"If students are not happy with their accommodation, they tend not be happy overall. It's really important to get it right," says Dr Diane Phillips.
She will be explaining exactly how to do that at the English UK Student Experience Conference 2016 in Bournemouth at the end of November: and her message is for every language centre, no matter the quality of housing available.
"Even though the choice of accommodation you have may be fairly limited in quality, you can make it better by giving hosts encouragement and information. If they students are really happy with their homestay accommodation, they are generally happy overall," says Dr Phillips, whose long experience in UK English language teaching includes being an Accreditation UK inspector since 2000.
"You don't need to have superb, four or five star hotel accommodation because there are certain areas that anybody can do and do well. Most of it is about taking time to investigate, check on the homestay and act on feedback," she adds. What is most important Dr Diane Phillips says, is to: address problems promptly; focus on what you can control; recruit well and build loyalty; and do not neglect seemingly small, technical requirements to pass inspection.
"If something goes wrong but inspectors can see that the accommodation manager addressed the problem promptly and has good records and good customer service, then they would get a strength. Just don't ignore a problem and keep on sending students there because there's not much choice: that's something we could come down on like a tonne of bricks, if they know it isn't meeting criteria or isn't safe.
While centres have to be realistic - a few select homestays for an executive school and accommodation for 200 summer students are very different prospects – Dr Phillips says, is going to talk about how you can get strengths in inspection areas. "The important thing is to focus on areas where the school can have control, for example, checking hosts, how they inspect and reinspect them," she says.
Recruitment is fundamental and "a lot more professional than it used to be: it is like interviewing somebody for a job. It's a professional relationship.
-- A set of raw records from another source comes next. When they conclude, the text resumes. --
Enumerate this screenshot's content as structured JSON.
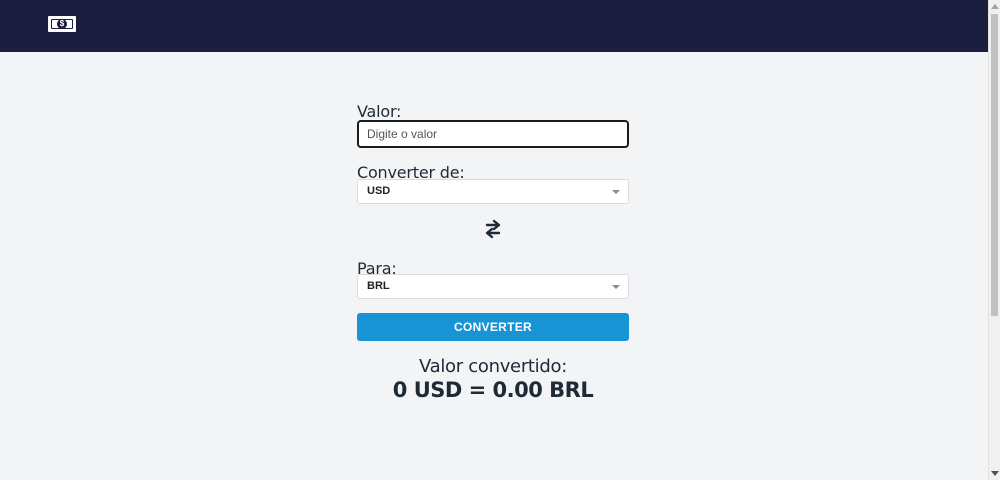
{
  "header": {
    "logo_icon": "money-bill-icon",
    "logo_mark": "$"
  },
  "form": {
    "amount_label": "Valor:",
    "amount_placeholder": "Digite o valor",
    "amount_value": "",
    "from_label": "Converter de:",
    "from_value": "USD",
    "swap_icon": "swap-arrows-icon",
    "to_label": "Para:",
    "to_value": "BRL",
    "convert_button": "CONVERTER"
  },
  "result": {
    "title": "Valor convertido:",
    "value": "0 USD = 0.00 BRL"
  },
  "colors": {
    "topbar": "#1c1e3f",
    "background": "#f3f4f6",
    "button": "#1793d6",
    "text": "#1f2a36"
  }
}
You've got to treat them like an employee: be fair, praise them, give feedback, just like a good employer-employees relationship." And it is important to build loyalty, she adds, which is harder to do if a school's accommodation manager has changed frequently.
Finally, Dr Phillips highlights the importance of avoiding "not met" judgments in certain areas, in particular care of the under-18s. "Centres can fail on things like fire risk assessments, not checking gas safety every year, not making sure all over-18s in the home are DBS checked - lots of technical things they have to meet in order to pass."
Dr Phillips' session on good accommodation is just one of several major sessions at the Student Experience conference, which will also focus on improving customer service, dealing with difficult people, visa problems and making safeguarding even better.
The conference is aimed at staff specialising in welfare, accommodation and other student contact roles, and is a follow-up to a very successful event in Sheffield in 2014, which delegates told us they found very useful.